Bass has seen many homes and smaller commercial businesses start to install rooftop solar systems. “This growth seems to be from tax credits and falling prices,” he said. “I have also seen many campuses install microgrids for localized areas of their campuses. With the microgrids, they are able to take care of a number of facilities with a single system and keep maintenance costs down.”
R.K. Bass has already been involved in a few smaller home solar projects, but is still in the process of evaluating where the company needs to go next in this market. “We do know that the market is here to stay, but, in the past, we have been very cautious about venturing in too far into something until we learn more about it,” he said.
Brian Haines, vice president of Pyramid Electric in Memphis, Tennessee and regional director, Southeast Region, on the IEC National Board of Directors, sees significant opportunities, especially for small solar. “From the perspective of a third-generation electrical contractor in the southeast region, and more specifically in the mid-south region of the U.S., large centralized power generation has long been the domain of state and municipal utilities, which traditionally employ electricians deeply entrenched in electrical unions,” he said. “Thus, a greater consciousness of the cost of electrical power and the impact that traditional power generation has on our environment has spread among Americans.”
According to Haines, opportunities for new or refined power generation means and methods have created an entry point for IEC’s merit-shop contractors. “Most notable is the greater frequency of the captivating vistas of arrayed solar panels that are beginning to appear in Memphis and the mid-south,” he said.

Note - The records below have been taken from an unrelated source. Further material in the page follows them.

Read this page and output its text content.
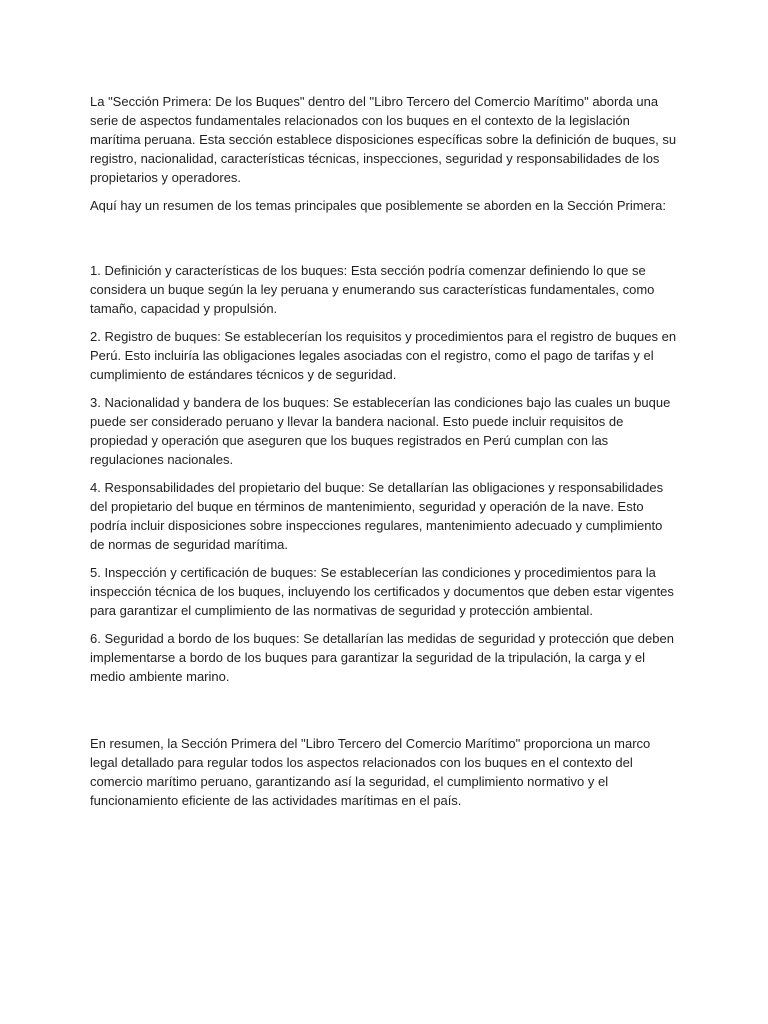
La "Sección Primera: De los Buques" dentro del "Libro Tercero del Comercio Marítimo" aborda una serie de aspectos fundamentales relacionados con los buques en el contexto de la legislación marítima peruana. Esta sección establece disposiciones específicas sobre la definición de buques, su registro, nacionalidad, características técnicas, inspecciones, seguridad y responsabilidades de los propietarios y operadores.

Aquí hay un resumen de los temas principales que posiblemente se aborden en la Sección Primera:

1. Definición y características de los buques: Esta sección podría comenzar definiendo lo que se considera un buque según la ley peruana y enumerando sus características fundamentales, como tamaño, capacidad y propulsión.

2. Registro de buques: Se establecerían los requisitos y procedimientos para el registro de buques en Perú. Esto incluiría las obligaciones legales asociadas con el registro, como el pago de tarifas y el cumplimiento de estándares técnicos y de seguridad.

3. Nacionalidad y bandera de los buques: Se establecerían las condiciones bajo las cuales un buque puede ser considerado peruano y llevar la bandera nacional. Esto puede incluir requisitos de propiedad y operación que aseguren que los buques registrados en Perú cumplan con las regulaciones nacionales.

4. Responsabilidades del propietario del buque: Se detallarían las obligaciones y responsabilidades del propietario del buque en términos de mantenimiento, seguridad y operación de la nave. Esto podría incluir disposiciones sobre inspecciones regulares, mantenimiento adecuado y cumplimiento de normas de seguridad marítima.

5. Inspección y certificación de buques: Se establecerían las condiciones y procedimientos para la inspección técnica de los buques, incluyendo los certificados y documentos que deben estar vigentes para garantizar el cumplimiento de las normativas de seguridad y protección ambiental.

6. Seguridad a bordo de los buques: Se detallarían las medidas de seguridad y protección que deben implementarse a bordo de los buques para garantizar la seguridad de la tripulación, la carga y el medio ambiente marino.

En resumen, la Sección Primera del "Libro Tercero del Comercio Marítimo" proporciona un marco legal detallado para regular todos los aspectos relacionados con los buques en el contexto del comercio marítimo peruano, garantizando así la seguridad, el cumplimiento normativo y el funcionamiento eficiente de las actividades marítimas en el país.
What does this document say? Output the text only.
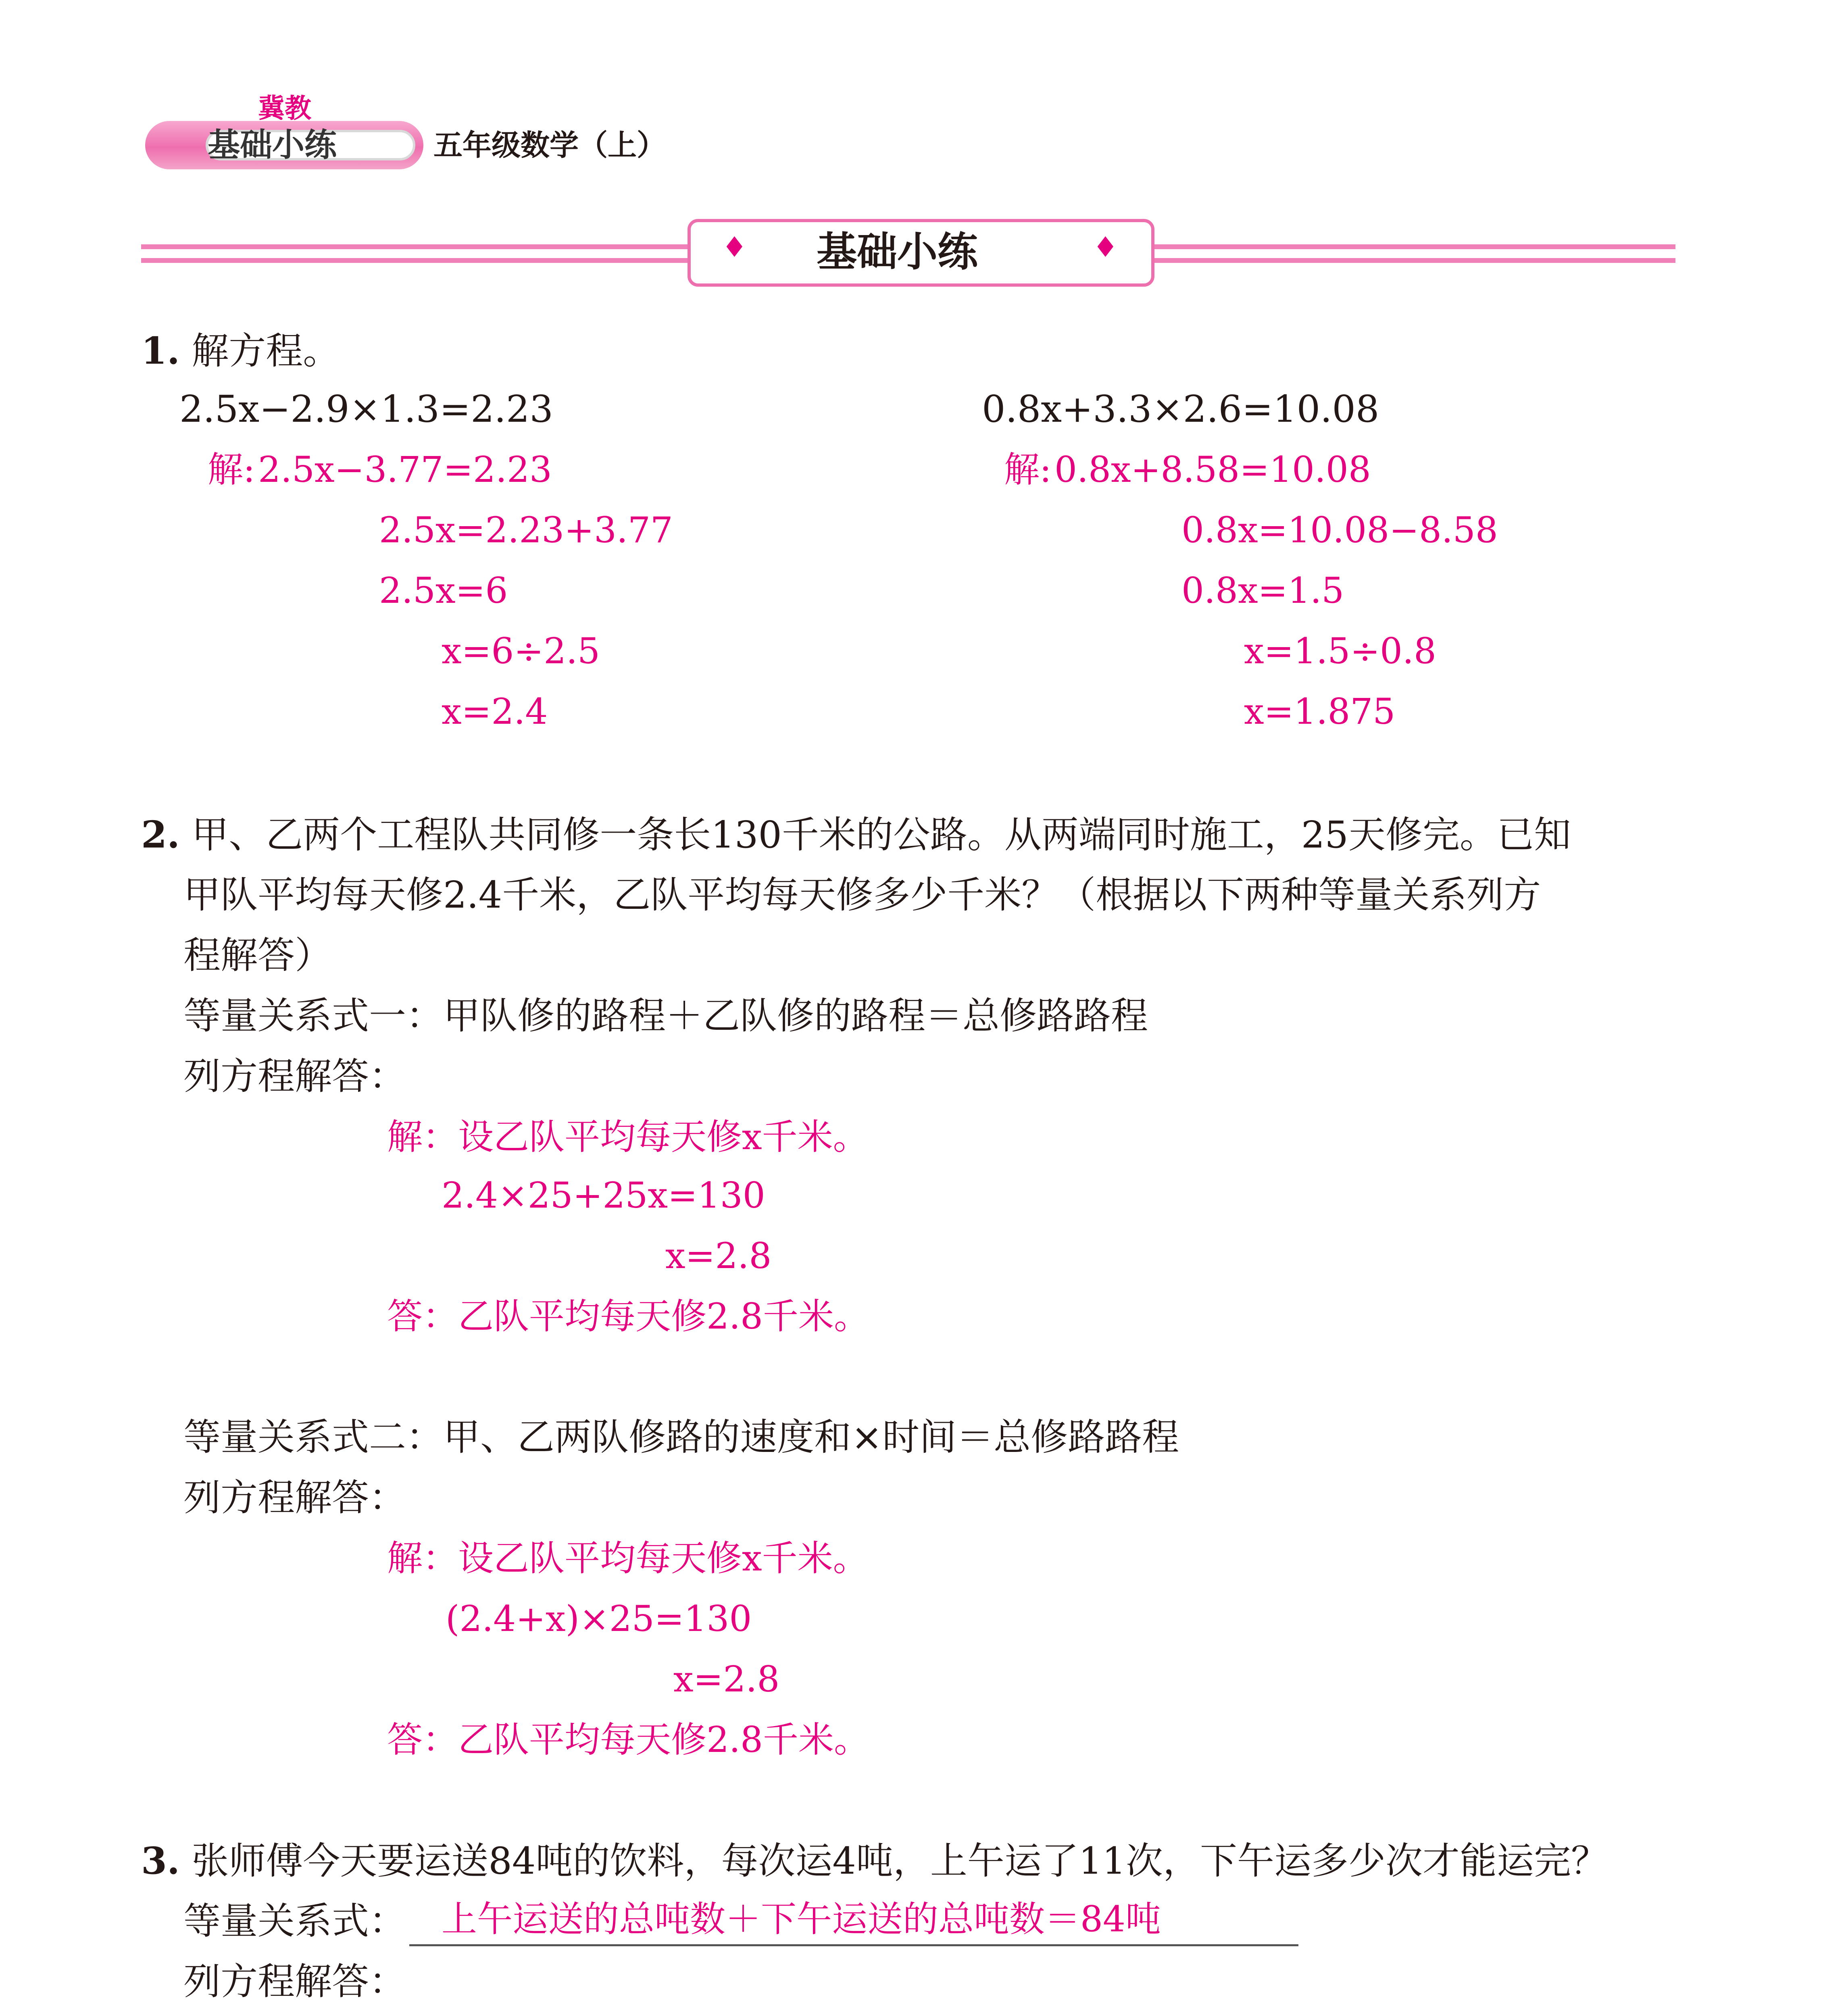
冀教
基础小练	五年级数学（上）
♦	♦
基础小练
1. 解方程。
2.5x−2.9×1.3=2.23
解: 2.5x−3.77=2.23
2.5x=2.23+3.77
2.5x=6
x=6÷2.5
x=2.4
0.8x+3.3×2.6=10.08
解: 0.8x+8.58=10.08
0.8x=10.08−8.58
0.8x=1.5
x=1.5÷0.8
x=1.875
2. 甲、乙两个工程队共同修一条长130千米的公路。从两端同时施工，25天修完。已知
甲队平均每天修2.4千米，乙队平均每天修多少千米？（根据以下两种等量关系列方
程解答）
等量关系式一：甲队修的路程＋乙队修的路程＝总修路路程
列方程解答：
解：设乙队平均每天修x千米。
2.4×25+25x=130
x=2.8
答：乙队平均每天修2.8千米。
等量关系式二：甲、乙两队修路的速度和×时间＝总修路路程
列方程解答：
解：设乙队平均每天修x千米。
(2.4+x)×25=130
x=2.8
答：乙队平均每天修2.8千米。
3. 张师傅今天要运送84吨的饮料，每次运4吨，上午运了11次，下午运多少次才能运完？
等量关系式： 上午运送的总吨数＋下午运送的总吨数＝84吨
列方程解答：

Examples include solar installations at Brother Industries in Bartlett, the Agricenter International in Memphis, and the West Tennessee Solar Farm, which is one of the Southeast’s largest solar arrays generating over five megawatts of power annually. “Solar installations are providing opportunities for merit shop contractors to profit from a new income source,” said Haines. “While a brief conversation with our Shelby County electrical inspection department revealed that permits for solar installations might appear only once every couple of months, someone is installing those systems. Why should it not be IEC contractors who do so? In my experience with the IEC, our primary currency is training and education.”
With new power generation technologies come new standards and techniques for installation. In order to advance in these niche markets and penetrate with capable, safe and reliable electricians, Haines believes that the local IEC chapters may be the real ones who shine as they are poised to train and educate the workforce to become competitive in these new arenas.
William Atkinson is a freelance writer with experience in the construction and contracting industries.